Life

Nuala McCann: Looking back, life was a series of flat pavlovas. Now I know why

Picture me stood in last week’s cookery class, chomping at the bit to whizz something up. I learned new skills like how to separate an egg. I am 57 and I never did it right

Cooking is a strange science to some of the younger ones in the class who are bewitched by it all
Cooking is a strange science to some of the younger ones in the class who are bewitched by it all Cooking is a strange science to some of the younger ones in the class who are bewitched by it all

WINTER is coming, Jon Snow, and the big SAD light in the corner of the living room is on. The fierce blaze sweeps the room like Malin Head lighthouse, picking up dust balls and small scurrying spiders on the floor.

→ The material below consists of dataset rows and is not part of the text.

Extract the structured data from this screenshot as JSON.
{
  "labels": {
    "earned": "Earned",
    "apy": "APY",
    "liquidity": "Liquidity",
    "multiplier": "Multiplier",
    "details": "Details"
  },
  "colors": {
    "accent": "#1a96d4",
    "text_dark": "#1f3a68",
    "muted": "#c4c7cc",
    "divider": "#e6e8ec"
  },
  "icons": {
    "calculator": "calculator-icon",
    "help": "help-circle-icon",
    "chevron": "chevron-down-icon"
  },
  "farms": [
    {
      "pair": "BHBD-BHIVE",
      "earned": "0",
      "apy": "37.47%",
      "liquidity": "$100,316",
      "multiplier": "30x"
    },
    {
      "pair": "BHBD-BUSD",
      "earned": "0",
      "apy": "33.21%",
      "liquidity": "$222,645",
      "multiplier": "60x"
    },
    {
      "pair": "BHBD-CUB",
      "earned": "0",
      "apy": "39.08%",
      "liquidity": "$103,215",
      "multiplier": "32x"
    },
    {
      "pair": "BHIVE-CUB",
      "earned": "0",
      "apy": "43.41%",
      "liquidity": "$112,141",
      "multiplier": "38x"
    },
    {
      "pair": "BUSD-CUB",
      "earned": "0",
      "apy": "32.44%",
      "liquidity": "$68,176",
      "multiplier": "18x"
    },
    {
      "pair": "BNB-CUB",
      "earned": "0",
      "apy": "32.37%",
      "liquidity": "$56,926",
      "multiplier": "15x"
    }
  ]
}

Blinded by the light, the others screech, cover their eyes and clutch their sunglasses as they enter the room.

Me, I’m hunched beneath it, a refugee from summer time, a white light junkie, sitting out winter.

I hate darkness and damp cold, silverfish scampering from under an upturned stone, windows weeping condensation, the miserable slump of a garden and knickers dried to a crumple on radiators.

So, in an effort to light a candle for my soul rather than to curse the darkness, I’m trying out new things. No sugar during the week; swimming lessons; drinking eight pints of water a day; bladder control... the list is endless.

Last weekend it was a baking class.

“Cut out sugar, go to a baking class and bake lemon poppy seed cake, ginger cookies and blackberry crumble?” cried the local sceptics.

“O ye of little faith, scorn not, for the fruits of my labours are for ye,” said I.

The new regime means weekends off the sugar thing – everyone needs to cut themselves a little slack and a slice of cake.

“You were always very crafty as a child,” says my mother.

She’s cute and rapier sharp with the double entendres. I aspired to creativity back then. I was very into drawing and painting and sewing and knitting and baking. I just wasn’t that good.

Still, thank you Sr Thekla for helping me run up my first dress at age nine. It was navy with a navy-and-white daisy trim around the colour and a very fancy matching clutch bag. Eat your heart out Jackie O.

But that was then. Standing in the cookery class last week in my black pinny, the years flashed back and I was 11 and in Mrs McCarroll’s domestic science room.

Antiseptic as an operating theatre – the table was scrubbed to within an inch of its life and the implements glinted silver sharp and dangerous. When you dropped your butter on the floor, Mrs McCarroll never said: “Quick, quick, the five-second rule,” or indeed: “Scoop it up there, clean meat never fattened a pig.” Oh no.

The theory was stodgy work and the time she caught my best friend hiding a novel inside her vitamin book was legend. My friend was reading Charles Dickens.

Roll forward a couple of decades and picture me stood in last week’s cookery class, chomping at the bit to whizz something up. I learned new skills like how to separate an egg. I am 57 and I never did it right.

“Easy, just hold it up right and gravity makes the yolk go to the bottom, tap it gently and there you go,” said chef.

And tens of years of snaring yolks with an eggcup and breaking eggs between my fingers and letting the white run through seemed like such a waste of energy. There was a simple way and nobody told me.

Looking back, life was a series of flat pavlovas. Now I know why.

The younger people in the class were very keen – they wanted to know how to rub butter into flour, how long to beat with the beaters, why one person’s mixture was never the same as another’s.

I’m no instinctive cook – my sister goes, “A little bit of this, a little bit of that, yaba daba doo, shake it all about, allakazam,” and it’s all great.

Me? I measure twice, cut once, even when it comes to butter.

So chef rapped my knuckles for opening the oven to have a juke... “Nasty habit,” he sighed... but then I catch him doing it himself... “Nasty habit,” I sighed back.

Apart from that, something tells me that perhaps the days when the boys went off to woodwork and the girls sat in the domestic science room and learned about quality corsets, the importance of washing under your oxters and how to rub your flour and butter into fine breadcrumbs were not all bad.

It’s a strange science to some of the younger ones in the class who are bewitched by it all. But these are skills that were part and parcel of my growing up.

Now I’m revisiting. I turn off the big SAD light in the corner and step out into autumn. It’s never so bad when there’s cake at the far end.